Biden ist zum zweiten Mal verheiratet, mit seiner Frau Jill hat er die gemeinsame Tochter Ashley. 2015 verstarb Bidens ältester Sohn Beau an einem Hirntumor im Alter von nur 46 Jahren. „Niemand sollte sich um das Präsidentenamt bewerben, der nicht mit ganzem Herzen und ganzer Seele bei der Sache ist“, sagte er damals. Und Sohn Beau sei seine Seele gewesen.
Gebrochen
„Wie bringt man eine gebrochene Familie wieder zusammen?“, fragte Bidens Frau Jill nun in einer emotionalen Rede auf dem Parteitag der Demokraten und gab selbst die Antwort: „Genauso, wie man eine Nation zusammenbringt: mit Liebe und Verständnis“, erklärte die frühere Second Lady. Vier Tage nach der Beerdigung seines Sohnes Beau habe Biden „sich rasiert, seinen Anzug angezogen“ und sei zurück zu seiner Arbeit als Vizepräsident gegangen. „Manchmal konnte ich mir nicht erklären, wie er es machte – wie er einen Fuß vor den anderen setzte“, schilderte Jill Biden. „Aber ich habe immer verstanden, warum er es machte.“ Es sei ihm stets um das Wohl der US-Bürger gegangen.
Doch deren Forderungen im Jahr 2020 sind nicht gering: Die Polizei ist zu reformieren, das Klima zu retten. Die Hochschulgebühren sind abzuschaffen, die Steuern für Reiche zu erhöhen.
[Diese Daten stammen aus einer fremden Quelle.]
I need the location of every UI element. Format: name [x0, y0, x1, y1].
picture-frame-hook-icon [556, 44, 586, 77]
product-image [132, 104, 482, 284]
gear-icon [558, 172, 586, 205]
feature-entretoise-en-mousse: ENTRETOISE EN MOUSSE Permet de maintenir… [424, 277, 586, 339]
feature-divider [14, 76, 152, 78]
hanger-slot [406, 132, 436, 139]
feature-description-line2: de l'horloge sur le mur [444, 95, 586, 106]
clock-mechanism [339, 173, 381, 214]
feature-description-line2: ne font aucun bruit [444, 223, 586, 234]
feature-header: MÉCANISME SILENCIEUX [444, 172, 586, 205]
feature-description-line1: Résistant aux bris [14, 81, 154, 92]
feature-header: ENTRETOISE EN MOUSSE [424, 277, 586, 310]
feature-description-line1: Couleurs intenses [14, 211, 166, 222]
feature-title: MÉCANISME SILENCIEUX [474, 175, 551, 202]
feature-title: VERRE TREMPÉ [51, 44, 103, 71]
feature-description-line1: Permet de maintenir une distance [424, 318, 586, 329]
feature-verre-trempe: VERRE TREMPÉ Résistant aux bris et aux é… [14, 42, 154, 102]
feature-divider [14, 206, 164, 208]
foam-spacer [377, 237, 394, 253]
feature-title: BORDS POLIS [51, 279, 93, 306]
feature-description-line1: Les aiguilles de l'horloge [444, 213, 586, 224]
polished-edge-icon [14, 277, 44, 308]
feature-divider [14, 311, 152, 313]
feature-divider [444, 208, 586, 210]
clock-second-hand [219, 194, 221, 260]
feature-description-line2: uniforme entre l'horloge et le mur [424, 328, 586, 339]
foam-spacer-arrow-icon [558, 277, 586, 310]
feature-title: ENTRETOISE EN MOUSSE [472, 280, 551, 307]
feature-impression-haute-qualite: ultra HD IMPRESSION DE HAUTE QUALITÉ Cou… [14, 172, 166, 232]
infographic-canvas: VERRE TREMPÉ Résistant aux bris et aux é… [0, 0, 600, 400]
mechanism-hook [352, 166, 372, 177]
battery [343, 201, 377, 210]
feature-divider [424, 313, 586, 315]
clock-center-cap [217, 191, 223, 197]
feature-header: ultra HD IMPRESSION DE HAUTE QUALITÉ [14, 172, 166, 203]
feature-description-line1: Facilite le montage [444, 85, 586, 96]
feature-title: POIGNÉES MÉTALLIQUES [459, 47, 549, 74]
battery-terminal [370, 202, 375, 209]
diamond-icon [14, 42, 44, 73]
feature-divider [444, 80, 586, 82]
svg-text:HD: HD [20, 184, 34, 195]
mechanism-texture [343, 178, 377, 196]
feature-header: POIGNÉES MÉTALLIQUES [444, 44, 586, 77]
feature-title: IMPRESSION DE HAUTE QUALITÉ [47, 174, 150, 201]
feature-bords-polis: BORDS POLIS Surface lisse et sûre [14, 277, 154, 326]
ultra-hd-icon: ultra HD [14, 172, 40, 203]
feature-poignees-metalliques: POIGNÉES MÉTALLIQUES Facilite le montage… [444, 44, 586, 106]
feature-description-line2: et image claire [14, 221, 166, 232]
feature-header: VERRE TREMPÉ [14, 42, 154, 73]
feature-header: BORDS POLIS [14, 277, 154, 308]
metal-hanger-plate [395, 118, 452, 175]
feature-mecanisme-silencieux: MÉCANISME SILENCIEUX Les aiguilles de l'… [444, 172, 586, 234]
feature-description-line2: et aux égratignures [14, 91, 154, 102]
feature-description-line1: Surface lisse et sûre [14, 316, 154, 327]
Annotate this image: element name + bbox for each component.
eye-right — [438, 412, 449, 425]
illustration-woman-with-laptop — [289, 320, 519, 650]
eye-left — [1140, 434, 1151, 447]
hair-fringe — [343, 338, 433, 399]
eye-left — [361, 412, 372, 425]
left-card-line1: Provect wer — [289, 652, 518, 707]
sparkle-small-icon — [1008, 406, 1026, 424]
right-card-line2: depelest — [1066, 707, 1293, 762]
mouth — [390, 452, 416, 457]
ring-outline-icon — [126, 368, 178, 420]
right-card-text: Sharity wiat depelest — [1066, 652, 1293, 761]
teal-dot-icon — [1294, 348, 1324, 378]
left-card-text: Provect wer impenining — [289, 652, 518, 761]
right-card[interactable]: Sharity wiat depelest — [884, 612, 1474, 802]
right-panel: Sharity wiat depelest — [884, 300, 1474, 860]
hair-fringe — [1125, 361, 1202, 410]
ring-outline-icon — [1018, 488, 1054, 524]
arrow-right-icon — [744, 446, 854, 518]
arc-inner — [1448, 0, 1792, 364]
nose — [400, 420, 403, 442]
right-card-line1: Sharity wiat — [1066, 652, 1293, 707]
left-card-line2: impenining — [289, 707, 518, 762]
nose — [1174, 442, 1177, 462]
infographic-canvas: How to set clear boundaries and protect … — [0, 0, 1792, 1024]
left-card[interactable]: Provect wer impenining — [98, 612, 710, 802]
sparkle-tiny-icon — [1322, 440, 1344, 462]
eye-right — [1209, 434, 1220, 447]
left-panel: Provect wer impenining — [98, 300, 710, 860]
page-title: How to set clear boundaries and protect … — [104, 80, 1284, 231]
Das Gesundheitssystem ist auszubauen, die schwer angeschlagene Wirtschaft wieder aufzubauen. Und dann noch Corona. Mit mittlerweile rund 170.000 Coronatoten hat die Pandemie schon deutlich mehr amerikanische Opfer gefordert als der gesamte Vietnamkrieg.
Es ist nicht weniger als eine Herkulesaufgabe, die Joe Biden, sollte er tatsächlich US-Präsident werden, zu stemmen hätte. Aber zunächst geht es den Demokraten, die nach außen geschlossen wie lange nicht auftreten, vor allem um eines: Donald Trump, der Biden nur „Sleepy Joe“ nennt, aus dem Weißen Haus zu schaffen.